Question

If two sides of a triangle are $2 \sqrt { 3 }$ and $2 \sqrt { 2 }$ the angle

opposite the shorter side is $45 ^ { \circ }$. The maximum value of the

third side is

• A. $2 + \sqrt { 6 }$
• B. $\sqrt { 2 } + \sqrt { 6 }$
• C. $\sqrt { 6 } - 2$
• D. None of these

Answer 1

Answer: (B)

$\sqrt { 2 } + \sqrt { 6 }$

Answer 2

Let $a = 2 \sqrt { 3 } , b = 2 \sqrt { 2 }$ $\therefore B = 45 ^ { \circ }$

$\therefore$ $\frac { a } { \sin A } = \frac { b } { \sin B } = \frac { c } { \sin C }$ ⇒ $\frac { 2 \sqrt { 3 } } { \sin A } = \frac { 2 \sqrt { 2 } } { \sin 45 ^ { \circ } } = \frac { c } { \sin C }$ ......(i)

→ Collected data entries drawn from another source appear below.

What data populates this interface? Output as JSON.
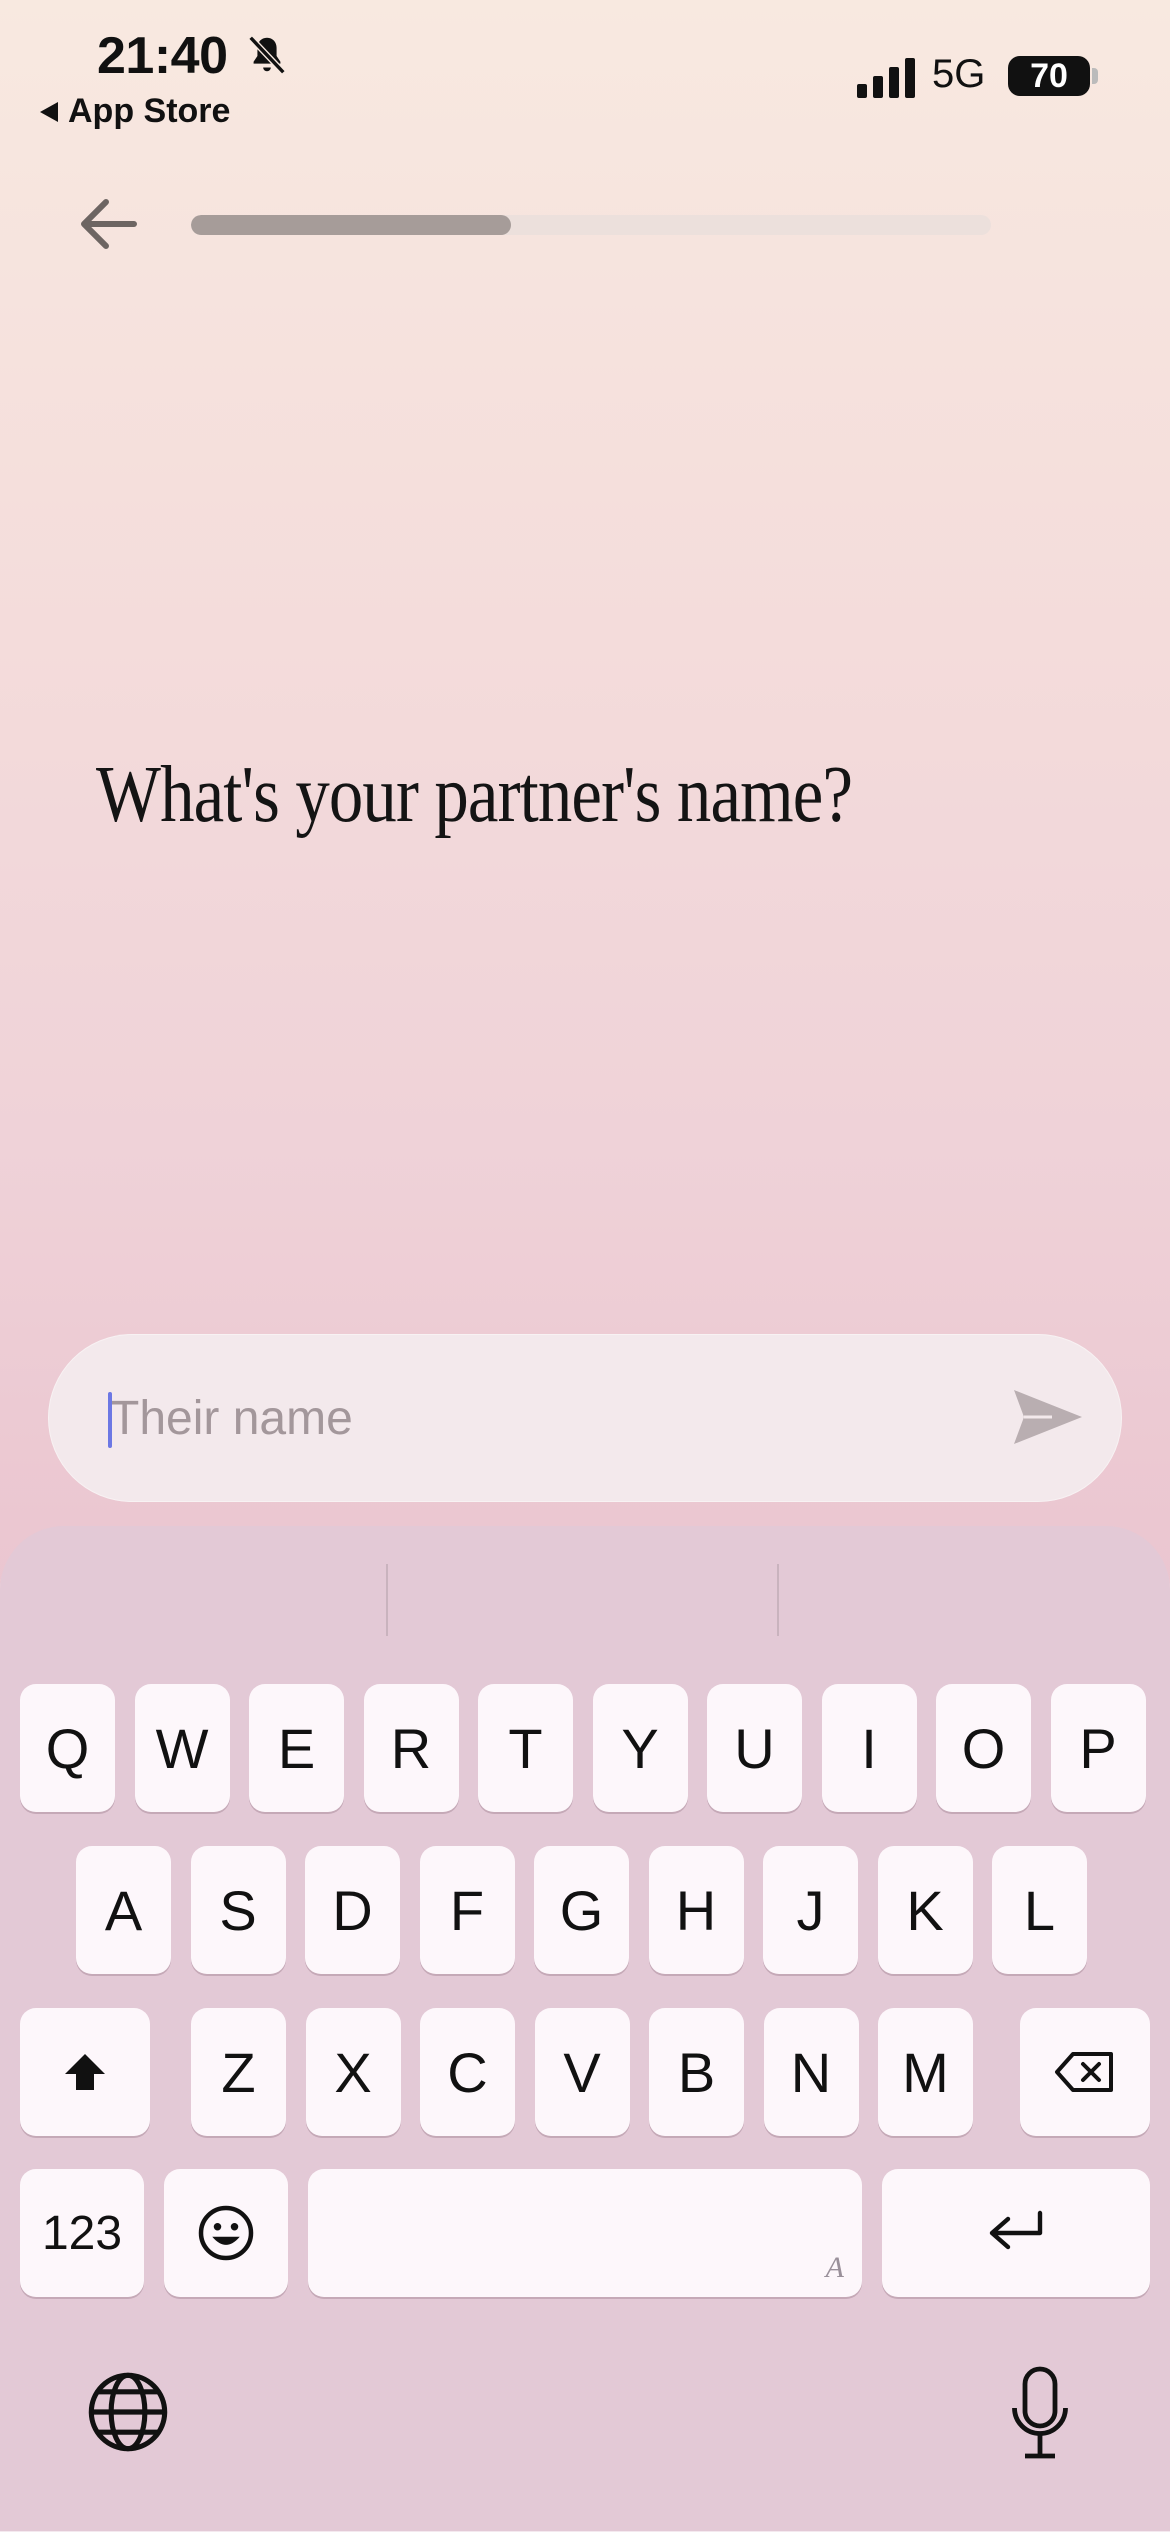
{
  "status_bar": {
    "time": "21:40",
    "back_app": "App Store",
    "network": "5G",
    "battery": "70"
  },
  "onboarding": {
    "progress_fraction": 0.4,
    "question": "What's your partner's name?",
    "input_placeholder": "Their name"
  },
  "keyboard": {
    "row1": [
      "Q",
      "W",
      "E",
      "R",
      "T",
      "Y",
      "U",
      "I",
      "O",
      "P"
    ],
    "row2": [
      "A",
      "S",
      "D",
      "F",
      "G",
      "H",
      "J",
      "K",
      "L"
    ],
    "row3": [
      "Z",
      "X",
      "C",
      "V",
      "B",
      "N",
      "M"
    ],
    "numbers_label": "123",
    "space_hint": "A"
  },
  "colors": {
    "caret": "#6c78e4",
    "progress_fill": "#a69c99"
  }
}
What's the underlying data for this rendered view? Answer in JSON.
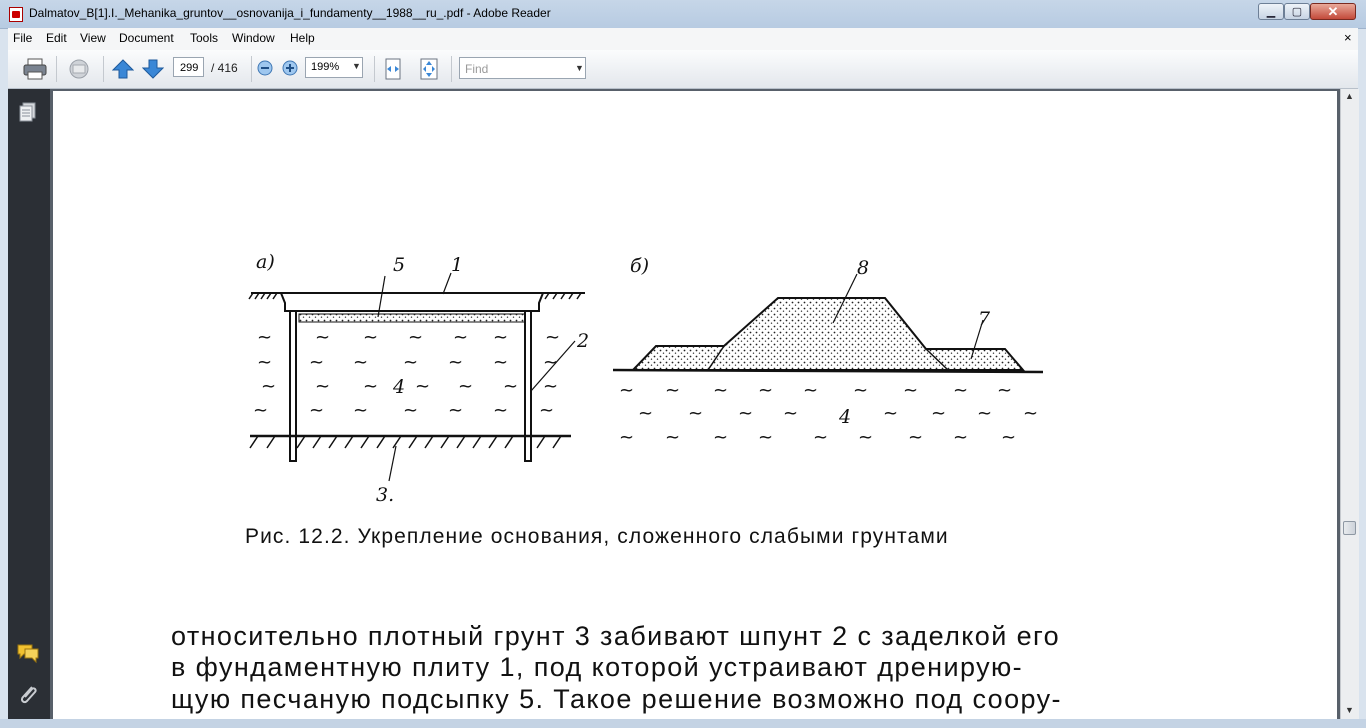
{
  "window": {
    "title": "Dalmatov_B[1].I._Mehanika_gruntov__osnovanija_i_fundamenty__1988__ru_.pdf - Adobe Reader",
    "minimize": "▁",
    "maximize": "▢",
    "close": "✕"
  },
  "menubar": {
    "items": [
      "File",
      "Edit",
      "View",
      "Document",
      "Tools",
      "Window",
      "Help"
    ],
    "close_doc": "×"
  },
  "toolbar": {
    "page_current": "299",
    "page_total": "/ 416",
    "zoom": "199%",
    "find_placeholder": "Find"
  },
  "figure": {
    "label_a": "а)",
    "label_b": "б)",
    "callouts": [
      "5",
      "1",
      "2",
      "4",
      "3.",
      "8",
      "7",
      "4"
    ],
    "caption": "Рис. 12.2. Укрепление основания, сложенного слабыми грунтами"
  },
  "body": {
    "lines": [
      "относительно плотный грунт 3 забивают шпунт 2 с заделкой его",
      "в фундаментную плиту 1, под которой устраивают дренирую-",
      "щую песчаную подсыпку 5. Такое решение возможно под соору-"
    ]
  },
  "icons": [
    "pdf-app-icon",
    "print-icon",
    "email-icon",
    "previous-page-icon",
    "next-page-icon",
    "zoom-out-icon",
    "zoom-in-icon",
    "fit-width-icon",
    "fit-page-icon",
    "pages-panel-icon",
    "comments-icon",
    "attachments-icon"
  ]
}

$\therefore$ $\sin A = \frac { \sqrt { 3 } } { 2 }$ ⇒ $A = 60 ^ { \circ }$.

$\therefore$ $C = 180 ^ { \circ } - A - B = 75 ^ { \circ }$

From (i) $c = 4 \sin C = 4 \sin \left( 45 ^ { \circ } + 30 ^ { \circ } \right)$ = $\sqrt { 2 } + \sqrt { 6 }$.